13. Deploy the Cloud Dataflow Pipeline
* Update the fields object to match your table schema
* In the Cloud Console go to the Composer Environments
* Click on the DAGs Folder Icon
* This will open a new window for the Bucket Details
* Create a Folder called dataflow
* Upload the cloud-dataflow/process_json.py file to the dataflow folder

14. Create the following variables in the Airflow Web Server

| Key | Val |
| --- | ----------- |
| bq_output_table | [DATASET.TABLE] |
| email | [YOUR_EMAIL_ADDRESS] |
| gcp_project | [YOUR_PROJECT_ID] |
| gcp_temp_location | gs://[YOUR_DATAFLOW_STAGE_BUCKET]/tmp |
| mssql_export_bucket | [YOUR_UPLOADED_EXPORT_STORAGE_BUCKET_NAME] |

* For the [DATASET.TABLE] use the dataset name you created in step 6 and choose a name for the table. Cloud Dataflow will create the table for you on it's first run.

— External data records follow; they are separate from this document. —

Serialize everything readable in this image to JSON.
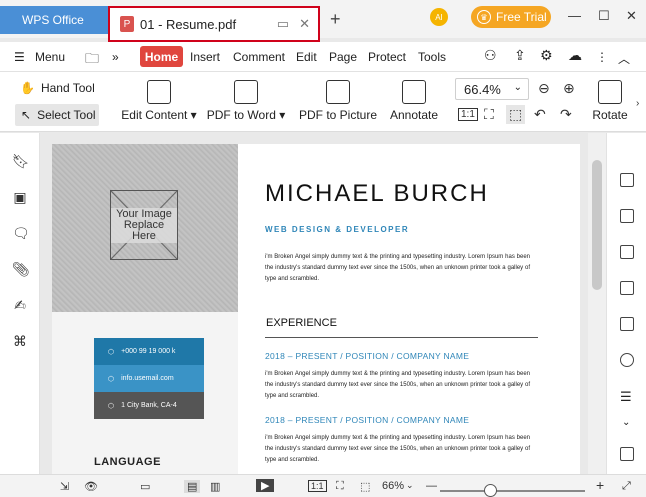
{
  "titlebar": {
    "app_tab": "WPS Office",
    "doc_tab": "01 - Resume.pdf",
    "avatar": "AI",
    "free_trial": "Free Trial"
  },
  "menu": {
    "menu_label": "Menu",
    "items": [
      "Home",
      "Insert",
      "Comment",
      "Edit",
      "Page",
      "Protect",
      "Tools"
    ]
  },
  "ribbon": {
    "hand_tool": "Hand Tool",
    "select_tool": "Select Tool",
    "edit_content": "Edit Content",
    "pdf_to_word": "PDF to Word",
    "pdf_to_picture": "PDF to Picture",
    "annotate": "Annotate",
    "zoom": "66.4%",
    "rotate": "Rotate"
  },
  "resume": {
    "photo_placeholder": "Your Image Replace Here",
    "name": "MICHAEL BURCH",
    "role": "WEB DESIGN & DEVELOPER",
    "intro": "i'm Broken Angel simply dummy text & the printing and typesetting industry. Lorem Ipsum has been the industry's standard dummy text ever since the 1500s, when an unknown printer took a galley of type and scrambled.",
    "experience_title": "EXPERIENCE",
    "job1": "2018 – PRESENT / POSITION / COMPANY NAME",
    "job1_text": "i'm Broken Angel simply dummy text & the printing and typesetting industry. Lorem Ipsum has been the industry's standard dummy text ever since the 1500s, when an unknown printer took a galley of type and scrambled.",
    "job2": "2018 – PRESENT / POSITION / COMPANY NAME",
    "job2_text": "i'm Broken Angel simply dummy text & the printing and typesetting industry. Lorem Ipsum has been the industry's standard dummy text ever since the 1500s, when an unknown printer took a galley of type and scrambled.",
    "phone": "+000 99 19 000 k",
    "email": "info.usemail.com",
    "address": "1 City Bank, CA-4",
    "language_title": "LANGUAGE"
  },
  "status": {
    "zoom": "66%"
  },
  "colors": {
    "accent": "#e0463e",
    "wps_blue": "#4a8fd6",
    "contact1": "#1f78a8",
    "contact2": "#3a93c6",
    "contact3": "#555555"
  }
}
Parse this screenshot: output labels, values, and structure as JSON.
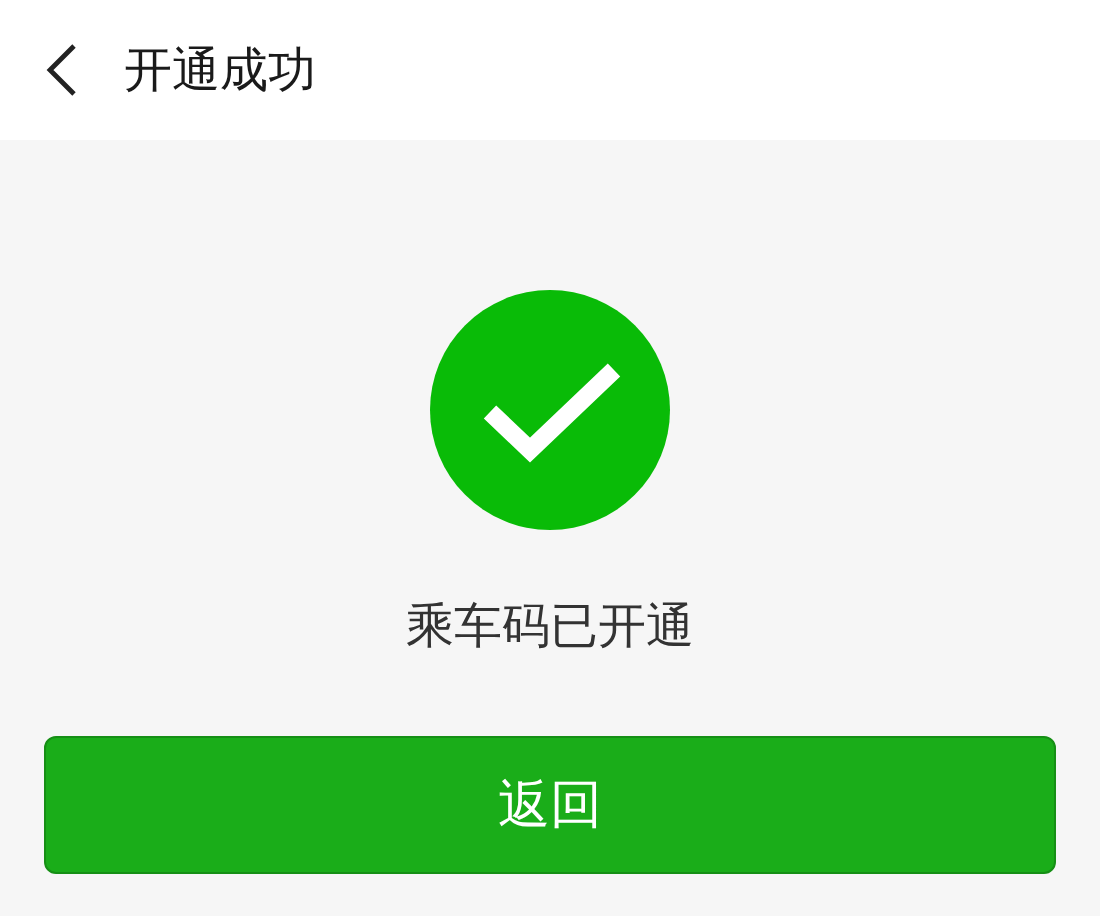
{
  "header": {
    "title": "开通成功"
  },
  "result": {
    "kind": "success",
    "message": "乘车码已开通"
  },
  "buttons": [
    {
      "label": "返回"
    }
  ]
}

15. Create a Airflow connection
* From the Airflow interface to go to Admin > Connections
* Edit the mssql_default connection
* Change the details to match your Microsoft SQL Server

16. In the Cloud Console go to the Composer Environments
* In the PYPI Packages add pymssql, it should look like:

![PYPI Packages](images/pypi-packages.png)

17. Follow these instructions for [Configuring SendGrid email services](https://cloud.google.com/composer/docs/how-to/managing/creating#notification)

18. Deploy the two Cloud Composer DAGs
* Before upload the mssql_gcs_dataflow_bigquery_dag_1.py edit line 51 for your respective SQL Statement
* Upload the two file below to the DAGs folder in Google Cloud Storage

![Dags Folder](images/dags-folder.png)

* cloud-composer/mssql_gcs_dataflow_bigquery_dag_1.py
* cloud-composer/mssql_gcs_dataflow_bigquery_dag_2.py

**This is not an officially supported Google product**